Surface-enhanced Raman scattering (SERS) has emerged as a potent spectroscopic technique for the detection of single cells. However, it is difficult to achieve label-free detection at the single-cell level in dynamic liquids because nanoprobe aggregation in biological fluids and the low combination of nanoprobes and cells reduce the sensitivity of SERS detection. Herein, a dynamic liquid integrated single-cell SERS (DLISC-SERS) platform is developed for the label-free detection of single cancer cells. DLISC-SERS consists of three components, including a twisted mixing microfluidic chip to achieve an efficient combination of nanoprobes and cells, a commercial coaxial needle to accomplish 3D dynamic liquid focusing by annular sheath flow, and a quartz capillary to offer a SERS detection area with low noise.
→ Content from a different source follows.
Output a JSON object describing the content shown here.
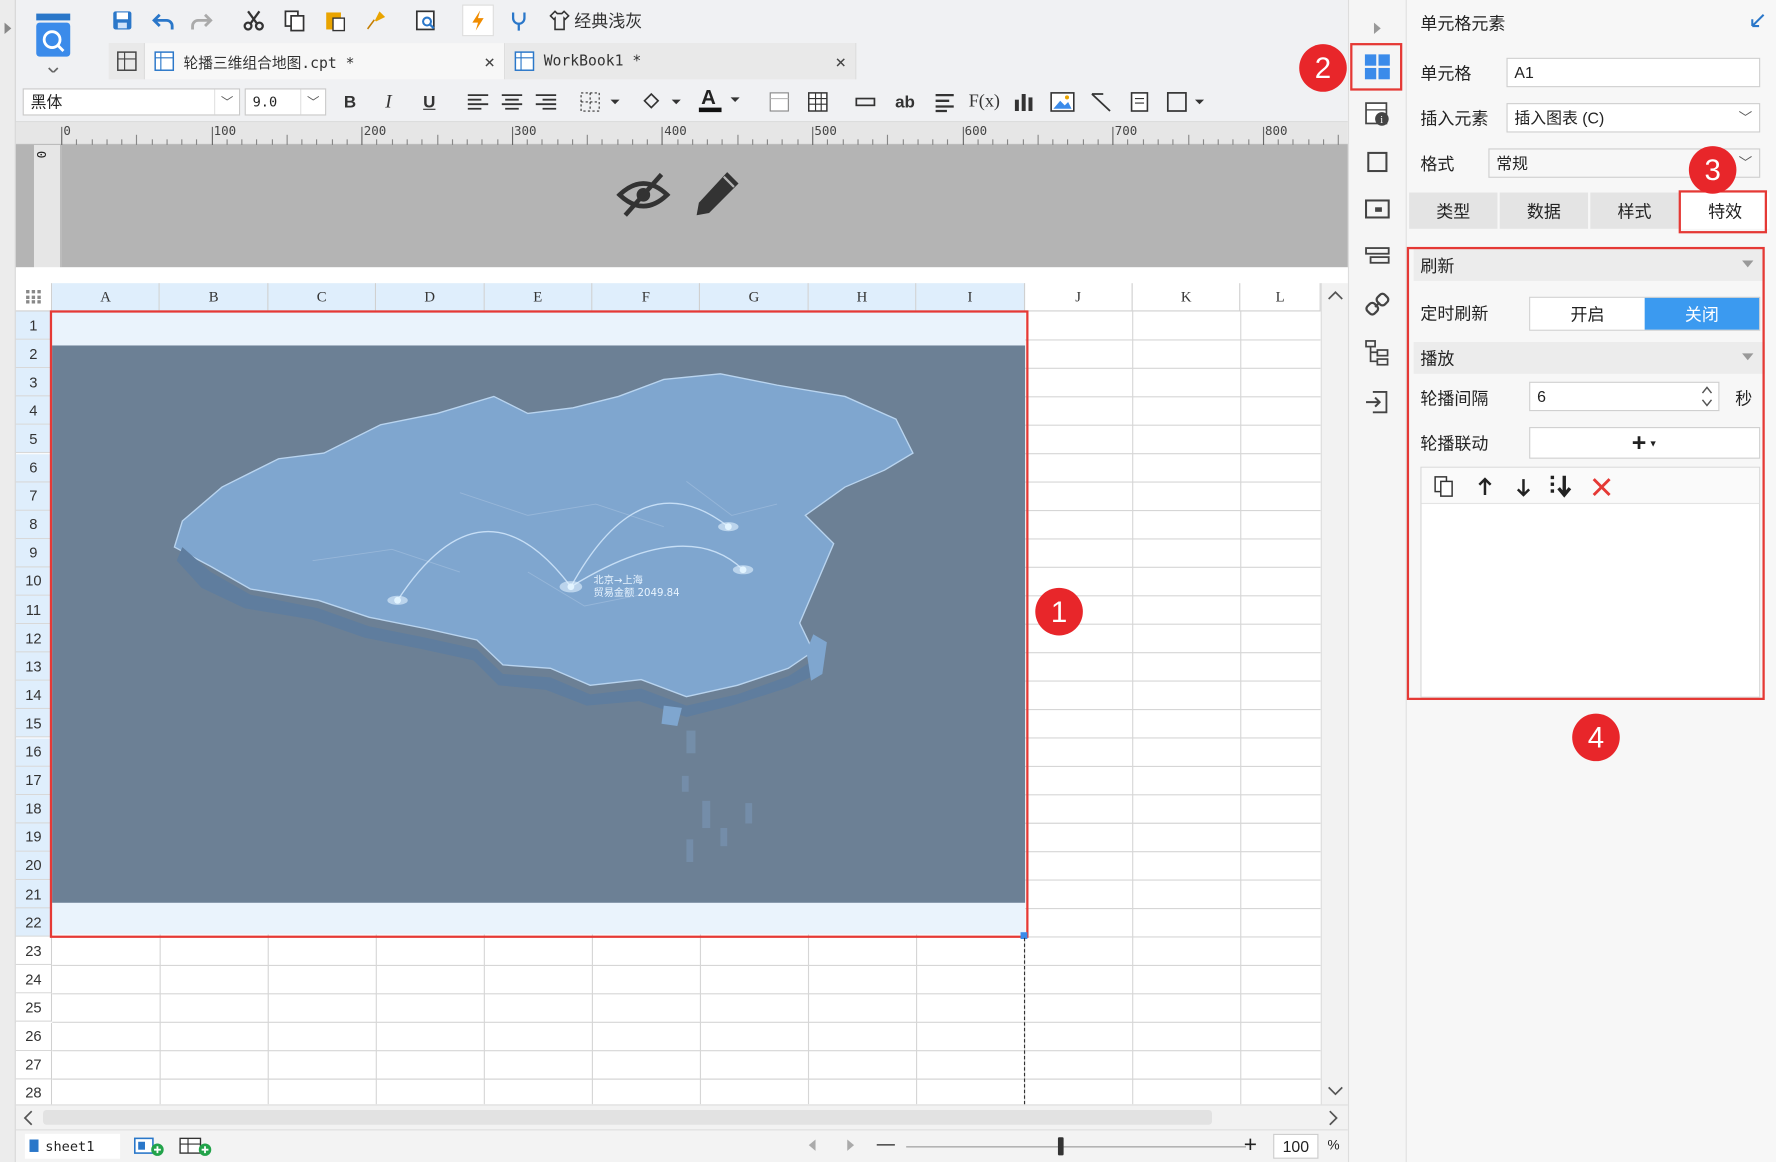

The mixing intensity of the twisted mixing microfluidic chip is almost 3.67-fold higher than that of straight mixing. The multifunctionally modified nanoprobe, Ag NSs@PEG@3COOH, can be stably dispersed in biological fluids for at least 30 min. The segment weighting similarity-based KNN model can classify single-cell spectra with sensitivity, specificity, and accuracy up to 100, 99.4, and 99.5%, respectively. The accuracy of the model for three-way classification is 95.2%. The DLISC-SERS platform is a powerful tool for detecting cancer cells at the single-cell level.